Ensuite Trump accuse les autorités électorales du Nevada de trafiquer les résultats. Le procédé incriminé: le vote anticipé, que les citoyens peuvent exercer  jusqu’à une certaine date avant le jour de l’élection générale. Une queue s’étaient formée devant quelques lieux de vote au Nevada, et les officiers électoraux — généralement bénévoles — ne pouvaient traiter tous les électeurs avant la fermeture du bureau de vote. Les directeurs de bureau ont décidé de prolonger l’horaire, pour faire entrer les gens déjà dans la queue. Ce droit existe dans les règlements électoraux du Nevada… Sauf pour Trump. «Élections truquées ! On vous l’avait dit! » et un cacique républicain dans cet État a estimé que les urnes ont été maintenues ouvertes pour accommoder « un certain groupe », sous entendu les Latinos qui sont très pro-Hillary. Voilà comment naît un mythe délétère.
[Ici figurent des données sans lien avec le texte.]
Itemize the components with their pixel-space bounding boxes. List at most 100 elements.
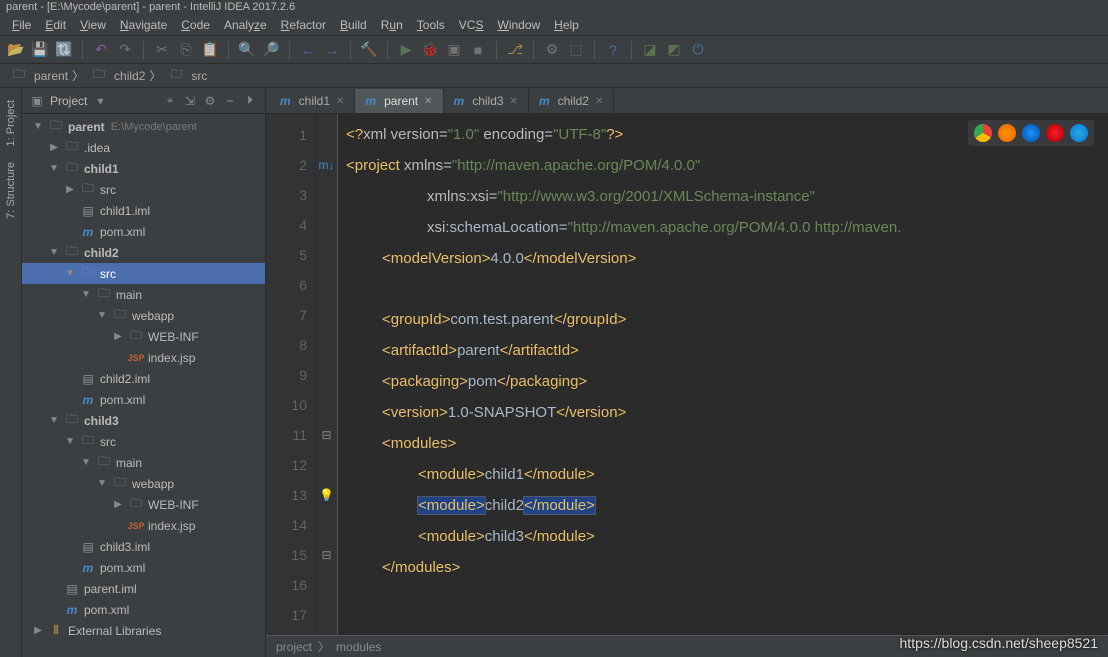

De l’occultation : très peu a été dit sur la fermeture du Taj Mahal, le méga-casino de Trump à Atlantic City dans le New Jersey. Il y a deux semaines, le fleuron de l’empire des casinos Trump fermait et 3000 emplois ont été perdus. Le « successful businessman » aurait dû être brocardé pour cela… Or rien. Le système se fissure donc davantage : le passé, c’est pour se vanter, mais pourquoi le prendre au sérieux. Si Trump dit qu’il est un businessman richissime de premier plan, il faut le croire et l’admirer. Toujours dans le même  esprit, le procès pour fraude au client, concernant l’Université de l’Immobilier Trump, s’ouvre dans quelques jours. On n’en parle guère. 

 

Ne pas parler du changement climatique

Autre sujet d’occultation: le changement climatique, méga-absent de la campagne. Les conditions des débats présidentiels sont négociées à l’avance, et le moins que l’on puisse, c’est que la question sur le changement climatique n’a pas été retenue ! Hillary aurait marqué des points dans ce dossier. Trump ne voulait probablement pas décevoir ses partisans à qui il a promis la relance du charbon et la réduction des freins à la pollution carbonique; mais si le sujet avait émergé, alors il lui aurait fallu nier de nouveau la réalité du changement climatique. Au final, le mieux était de ne pas en parler.

 

Le FBI comme arbitre de la campagne 

Enfin, l’enquête sur les emails de Hillary Clinton se termine par une espèce de blanc-seing énigmatique et insatisfaisant. L’enquête sur les emails de Clinton secrétaire d’État s’était conclue cet été, alors que l’enquête sur un tout autre personnage, Anthony Weiner, ex-député et ex-mari de la conseillère de Hillary, Huma Abedin, a mené assez logiquement à Hillary. Car il y avait très évidemment une grosse correspondance entre Hillary et Huma Abedin. Le FBI avait annoncé il y a deux semaines que des emails de Hillary se trouvaient dans le bloc des emails liés à Weiner. Voilà que le FBI estime que ces emails ne sont en rien incriminants pour Hillary par rapport à ses devoirs de Secrétaire d’État de 2009 à 2013. Véritablement, le FBI est entré dans l’arène politique, consciemment ou inconsciemment, et sa réputation s’est ternie. Certes, elle est revenue sur ses dires et a blanchi (alors que ce n’est pas son rôle) la candidate démocrate deux jours avant le vote. Car l’agence ne devrait pas être un arbitre dans une élection.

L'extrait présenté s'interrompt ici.